Der Sunday Telegraph berichtete am Wochenende unter Berufung auf Quellen im Kabinett über vier Minimalforderungen. Erstens: Die EU soll eine bindende Absichtserklärung verabschieden, dass sich das Vereinigte Königreich aus allen weiteren Integrationsschritten heraushalten könne und nicht länger an das Selbstverständnis der EU gebunden sei, dass diese eine immer engere Union anstrebe. Zweitens: Eine Erklärung soll her, dass der Euro nicht die offizielle Währung der EU sei, um das britische Pfund zu schützen. Drittens: Nationale Parlamente sollen die EU-Gesetzgebung blockieren können. Viertens: Cameron möchte eine neue Struktur der EU, die diese so organisiert, dass die neun Staaten, die nicht Mitglied der Währungsunion sind, nicht von den anderen dominiert werden können – mit einem besonderen Fokus auf dem Schutz des Londoner Finanzplatzes.
Für die Briten scheinen das allerdings nicht die entscheidenden Fragen zu sein. Ihnen geht es vor allem um Einwanderung. Laut einer Umfrage des britischen Meinungsforschungsinstitutes Ipsos MORI von Juni/Juli fordern 60 Prozent Einschränkungen beim Recht auf freien Personenverkehr innerhalb der EU, 14 Prozent wollen dieses Recht ganz abschaffen. 70 Prozent derjenigen, die Einschränkungen befürworten, tun dies auf Grund von Befürchtungen, dass der Sozialstaat durch den freien Personenverkehr zu sehr belastet werde. Für 62 Prozent ist denn auch die Einschränkung der Bewegungsfreiheit der wichtigste Punkt in den Verhandlungen des Vereinigten Königreichs mit der Europäischen Union. 38 Prozent wollen, dass nationale Parlamente die EU-Gesetzgebung blockieren können, jeder dritte ist der Meinung, dass der Londoner Finanzplatz besonders geschützt werden müsse und ein Viertel will aus der Verpflichtung zu einer immer engeren Union austeigen. Insgesamt wollten dennoch 52 Prozent für einen Verbleib in der EU stimmen und dass, obwohl zwei Drittel der Meinung waren, dass David Cameron keine besonderen Konzessionen erreichen werde. Sollte es aber keinerlei Konzessionen bei der Bewegungsfreiheit geben, so würden sich statt 52 nur noch 36 Prozent für einen Verbleib in der EU entscheiden.

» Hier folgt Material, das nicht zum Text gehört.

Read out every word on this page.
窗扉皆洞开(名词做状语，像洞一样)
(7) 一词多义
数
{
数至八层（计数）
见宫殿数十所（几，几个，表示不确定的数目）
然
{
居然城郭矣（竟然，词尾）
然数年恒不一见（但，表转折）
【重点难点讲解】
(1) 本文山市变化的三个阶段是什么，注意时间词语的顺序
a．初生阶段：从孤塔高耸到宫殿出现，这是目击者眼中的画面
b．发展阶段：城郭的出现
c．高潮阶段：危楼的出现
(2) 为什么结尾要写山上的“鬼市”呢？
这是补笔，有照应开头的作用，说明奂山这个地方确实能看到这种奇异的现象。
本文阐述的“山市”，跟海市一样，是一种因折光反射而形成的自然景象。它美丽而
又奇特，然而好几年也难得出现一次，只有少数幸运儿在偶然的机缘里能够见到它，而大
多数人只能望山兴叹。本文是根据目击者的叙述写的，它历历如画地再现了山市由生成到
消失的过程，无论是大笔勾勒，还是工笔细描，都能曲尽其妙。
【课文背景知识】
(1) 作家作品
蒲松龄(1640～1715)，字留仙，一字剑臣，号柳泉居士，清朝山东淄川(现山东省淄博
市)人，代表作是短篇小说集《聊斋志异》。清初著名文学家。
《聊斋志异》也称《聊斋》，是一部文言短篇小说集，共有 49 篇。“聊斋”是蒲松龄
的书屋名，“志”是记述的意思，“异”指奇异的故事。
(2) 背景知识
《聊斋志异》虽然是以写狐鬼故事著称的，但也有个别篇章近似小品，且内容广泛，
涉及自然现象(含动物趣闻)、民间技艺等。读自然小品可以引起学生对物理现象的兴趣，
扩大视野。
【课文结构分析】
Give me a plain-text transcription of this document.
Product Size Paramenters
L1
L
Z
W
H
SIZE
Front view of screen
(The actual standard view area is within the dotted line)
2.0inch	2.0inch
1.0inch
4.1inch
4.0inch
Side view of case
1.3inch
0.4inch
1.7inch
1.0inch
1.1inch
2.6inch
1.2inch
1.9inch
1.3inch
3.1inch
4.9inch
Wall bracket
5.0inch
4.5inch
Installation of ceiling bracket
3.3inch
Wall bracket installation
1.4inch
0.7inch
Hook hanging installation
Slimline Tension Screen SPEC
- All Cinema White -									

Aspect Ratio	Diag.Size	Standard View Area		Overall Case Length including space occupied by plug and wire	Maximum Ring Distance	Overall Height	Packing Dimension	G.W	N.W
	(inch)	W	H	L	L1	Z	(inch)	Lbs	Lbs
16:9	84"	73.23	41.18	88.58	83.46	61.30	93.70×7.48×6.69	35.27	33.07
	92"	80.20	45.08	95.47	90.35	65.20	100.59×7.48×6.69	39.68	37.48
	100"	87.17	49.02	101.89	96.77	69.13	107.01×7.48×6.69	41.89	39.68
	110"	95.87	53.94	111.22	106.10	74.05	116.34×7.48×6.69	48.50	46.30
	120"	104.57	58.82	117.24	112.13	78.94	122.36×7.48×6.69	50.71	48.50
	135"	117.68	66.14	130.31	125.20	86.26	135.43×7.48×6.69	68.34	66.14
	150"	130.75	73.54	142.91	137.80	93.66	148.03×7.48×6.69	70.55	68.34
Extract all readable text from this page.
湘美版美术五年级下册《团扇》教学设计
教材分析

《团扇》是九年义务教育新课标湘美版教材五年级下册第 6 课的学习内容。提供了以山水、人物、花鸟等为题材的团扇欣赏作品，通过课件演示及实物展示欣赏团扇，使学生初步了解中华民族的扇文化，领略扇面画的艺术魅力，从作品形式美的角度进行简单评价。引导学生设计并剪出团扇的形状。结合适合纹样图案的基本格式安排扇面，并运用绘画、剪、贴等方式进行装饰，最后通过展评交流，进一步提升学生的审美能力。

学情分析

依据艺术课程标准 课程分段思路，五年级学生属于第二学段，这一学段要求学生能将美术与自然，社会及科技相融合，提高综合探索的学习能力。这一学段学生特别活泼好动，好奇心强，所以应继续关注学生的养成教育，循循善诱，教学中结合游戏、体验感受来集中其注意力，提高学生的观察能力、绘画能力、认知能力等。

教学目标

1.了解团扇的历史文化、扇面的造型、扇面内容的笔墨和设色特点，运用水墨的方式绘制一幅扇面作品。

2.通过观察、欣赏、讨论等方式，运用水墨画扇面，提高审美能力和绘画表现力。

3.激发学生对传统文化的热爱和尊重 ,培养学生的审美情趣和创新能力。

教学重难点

Durch die aktuelle Masseneinwanderung in die EU wird das Problem, das die Briten mit der Reise- und Niederlassungsfreiheit der EU-Bürger haben, noch einmal verschärft. Die vom Telegraph genannten Forderungen laufen auf ein vollständiges Vetorecht der Briten gegenüber jedem Integrationsfortschritt bei gleichzeitigen Sonderrechten hinaus. Das kann und das muss der Europäische Rat ablehnen, egal, zu welchem Zeitpunkt das Thema schlussendlich diskutiert wird. Alles andere wäre Selbstaufgabe und würde die Axt an die Grundfesten der Europäischen Union legen. Die aktuellen Krisen erhöhen den Druck für eine weitere Integration in allen Politikbereichen.
Die EU steht in ihrer jetzigen Verfassung mit dem Rücken zur Wand. Ihre Uneinigkeit wird von Russland ausgenutzt, ihre weitgehend national bestimmte Migrations- und Asylpolitik macht sie unfähig, ihre Grenzen zu sichern, ihre Währungsunion kann ohne weitergehende Integration der Wirtschafts-, Finanz- und Sozialpolitik auf Dauer nicht bestehen, militärisch ist sie ein Zwerg, der sich nicht verteidigen kann, obwohl die addierten Militärhaushalte horrende Summen ergeben und auf der Weltbühne wird sie mehr und mehr zur Lachnummer. Europa braucht einen neuen Aufbruch, keinen neuen Nationalismus, wenn es sich behaupten will.